Blackjack and Neural Networks
Problem being addressed
Blackjack is a card game in which the player attempts to beat the dealer by a getting a score that is better than the dealers score, but not more than 21. As a game of chance and skill, it's a good test ground for neural network architecture. How can your computer play Blackjack?
Blackjack has simple dynamics as a game, and can be modelled probabilistically. The basic play is hit or do not hit, so give the player another card, or don't give the player another card. Players who keep track of the cards that have been dealt can determine their chances of getting a better score, or going bust (over 21). In this research paper, an artificial neural network/reinforcement learning approach is taken to the game of blackjack. Further, a number of different play strategies and models are presented, due to the simple game dynamics.
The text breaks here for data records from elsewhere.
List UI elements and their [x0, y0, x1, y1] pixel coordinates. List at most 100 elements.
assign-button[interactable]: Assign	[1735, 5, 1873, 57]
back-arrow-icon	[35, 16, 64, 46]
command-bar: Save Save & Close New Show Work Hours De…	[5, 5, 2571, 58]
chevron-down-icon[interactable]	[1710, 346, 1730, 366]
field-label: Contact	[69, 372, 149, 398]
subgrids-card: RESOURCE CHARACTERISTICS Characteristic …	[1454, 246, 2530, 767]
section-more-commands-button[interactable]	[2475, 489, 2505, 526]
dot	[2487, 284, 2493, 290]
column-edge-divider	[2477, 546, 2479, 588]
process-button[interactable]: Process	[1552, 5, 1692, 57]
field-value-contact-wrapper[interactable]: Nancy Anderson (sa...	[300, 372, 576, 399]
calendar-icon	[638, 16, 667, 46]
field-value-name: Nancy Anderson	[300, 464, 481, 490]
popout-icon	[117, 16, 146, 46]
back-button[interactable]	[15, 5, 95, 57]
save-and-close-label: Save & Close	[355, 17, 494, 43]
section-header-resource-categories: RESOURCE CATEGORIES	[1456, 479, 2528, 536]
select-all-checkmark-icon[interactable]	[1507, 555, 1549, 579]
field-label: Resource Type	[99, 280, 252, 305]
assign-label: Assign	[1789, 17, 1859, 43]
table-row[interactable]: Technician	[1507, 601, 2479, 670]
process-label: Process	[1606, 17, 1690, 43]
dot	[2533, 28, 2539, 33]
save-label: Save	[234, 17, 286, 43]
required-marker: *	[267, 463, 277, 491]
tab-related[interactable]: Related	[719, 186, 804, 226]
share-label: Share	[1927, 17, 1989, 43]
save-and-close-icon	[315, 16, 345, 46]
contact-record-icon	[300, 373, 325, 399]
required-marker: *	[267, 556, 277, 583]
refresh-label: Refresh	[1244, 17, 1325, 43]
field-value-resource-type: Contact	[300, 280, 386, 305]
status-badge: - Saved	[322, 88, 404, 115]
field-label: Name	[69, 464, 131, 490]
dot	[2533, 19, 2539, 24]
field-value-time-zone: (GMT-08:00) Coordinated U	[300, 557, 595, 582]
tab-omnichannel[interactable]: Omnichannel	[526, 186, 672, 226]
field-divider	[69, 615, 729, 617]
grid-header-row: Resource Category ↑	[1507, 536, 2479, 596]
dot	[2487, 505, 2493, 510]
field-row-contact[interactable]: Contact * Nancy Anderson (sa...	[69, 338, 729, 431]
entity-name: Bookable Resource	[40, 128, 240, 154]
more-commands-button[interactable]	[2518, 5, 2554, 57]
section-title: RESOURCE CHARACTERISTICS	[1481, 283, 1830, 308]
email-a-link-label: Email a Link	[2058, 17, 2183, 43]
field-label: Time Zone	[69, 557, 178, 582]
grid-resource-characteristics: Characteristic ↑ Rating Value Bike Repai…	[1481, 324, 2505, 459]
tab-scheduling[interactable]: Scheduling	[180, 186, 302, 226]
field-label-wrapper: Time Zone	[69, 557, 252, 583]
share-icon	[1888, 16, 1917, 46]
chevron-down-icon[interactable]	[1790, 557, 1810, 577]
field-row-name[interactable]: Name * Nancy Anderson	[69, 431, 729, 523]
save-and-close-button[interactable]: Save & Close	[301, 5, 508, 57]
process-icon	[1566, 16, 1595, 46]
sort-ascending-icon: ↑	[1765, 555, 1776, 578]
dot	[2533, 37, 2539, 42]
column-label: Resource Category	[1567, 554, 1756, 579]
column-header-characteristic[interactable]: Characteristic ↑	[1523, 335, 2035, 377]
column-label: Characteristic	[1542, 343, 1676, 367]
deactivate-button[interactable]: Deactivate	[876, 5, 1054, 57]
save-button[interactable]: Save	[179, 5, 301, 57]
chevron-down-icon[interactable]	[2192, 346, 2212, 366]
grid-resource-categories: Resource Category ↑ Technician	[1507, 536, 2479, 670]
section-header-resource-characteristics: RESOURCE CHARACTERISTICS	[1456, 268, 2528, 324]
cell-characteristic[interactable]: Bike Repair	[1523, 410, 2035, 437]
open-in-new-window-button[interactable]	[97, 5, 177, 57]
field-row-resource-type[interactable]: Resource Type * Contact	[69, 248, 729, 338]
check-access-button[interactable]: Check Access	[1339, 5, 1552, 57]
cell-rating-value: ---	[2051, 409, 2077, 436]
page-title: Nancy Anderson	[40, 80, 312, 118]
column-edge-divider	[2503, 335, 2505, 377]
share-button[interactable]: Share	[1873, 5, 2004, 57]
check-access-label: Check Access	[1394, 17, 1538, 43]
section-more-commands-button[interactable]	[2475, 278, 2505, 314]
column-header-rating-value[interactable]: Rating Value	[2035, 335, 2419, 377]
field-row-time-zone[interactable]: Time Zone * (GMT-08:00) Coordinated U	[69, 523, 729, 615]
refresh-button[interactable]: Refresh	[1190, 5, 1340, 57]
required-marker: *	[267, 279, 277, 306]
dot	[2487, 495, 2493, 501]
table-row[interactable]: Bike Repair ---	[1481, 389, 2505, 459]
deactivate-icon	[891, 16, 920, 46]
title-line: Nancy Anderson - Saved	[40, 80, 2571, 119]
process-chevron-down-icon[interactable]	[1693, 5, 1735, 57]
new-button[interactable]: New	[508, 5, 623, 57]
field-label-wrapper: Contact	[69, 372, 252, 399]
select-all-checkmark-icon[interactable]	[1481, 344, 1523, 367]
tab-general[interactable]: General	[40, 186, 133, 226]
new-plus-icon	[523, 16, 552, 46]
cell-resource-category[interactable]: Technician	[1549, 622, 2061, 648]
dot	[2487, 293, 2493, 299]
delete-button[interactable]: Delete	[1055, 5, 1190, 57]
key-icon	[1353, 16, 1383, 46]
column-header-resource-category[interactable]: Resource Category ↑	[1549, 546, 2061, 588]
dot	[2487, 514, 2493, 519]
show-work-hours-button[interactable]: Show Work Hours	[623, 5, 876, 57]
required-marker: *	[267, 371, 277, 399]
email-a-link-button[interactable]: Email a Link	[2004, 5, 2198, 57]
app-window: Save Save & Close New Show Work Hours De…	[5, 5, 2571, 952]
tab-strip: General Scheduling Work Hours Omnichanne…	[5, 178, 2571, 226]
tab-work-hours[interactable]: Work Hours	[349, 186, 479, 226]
Advantages of this solution
This is an early application of neural networks to card games, and is an entry point into understanding dynamically changing behaviour and modelling approaches.
Solution originally applied in these industries
Possible New Application of the Work
Aerospace & Defence Sector
Airplanes are complex structures with a number of components. The risk of failure of an airplane is correlated to the risk of failure of these components. One way to think of this problem is that it is the same as a player going bust in Blackjack. A possible application of this research is to model failure/risk in airplane components with neural networks.
Financial problems and card games have a long history. One useful extension of understanding a game like Blackjack would be to build simulators for financial systems, and, essentially, artificial economies. These could be used to test out economic theory and policy and understand behaviour in financial markets. This is more relevant now that blockchain systems can build custom financial markets.
Sports betting is a major industry and data science has been used extensively to understand the performance of sports teams. But what about lesser commercial games like darts and snooker? How can AI and probability theory combine to build models of these games; and of how people play under pressure?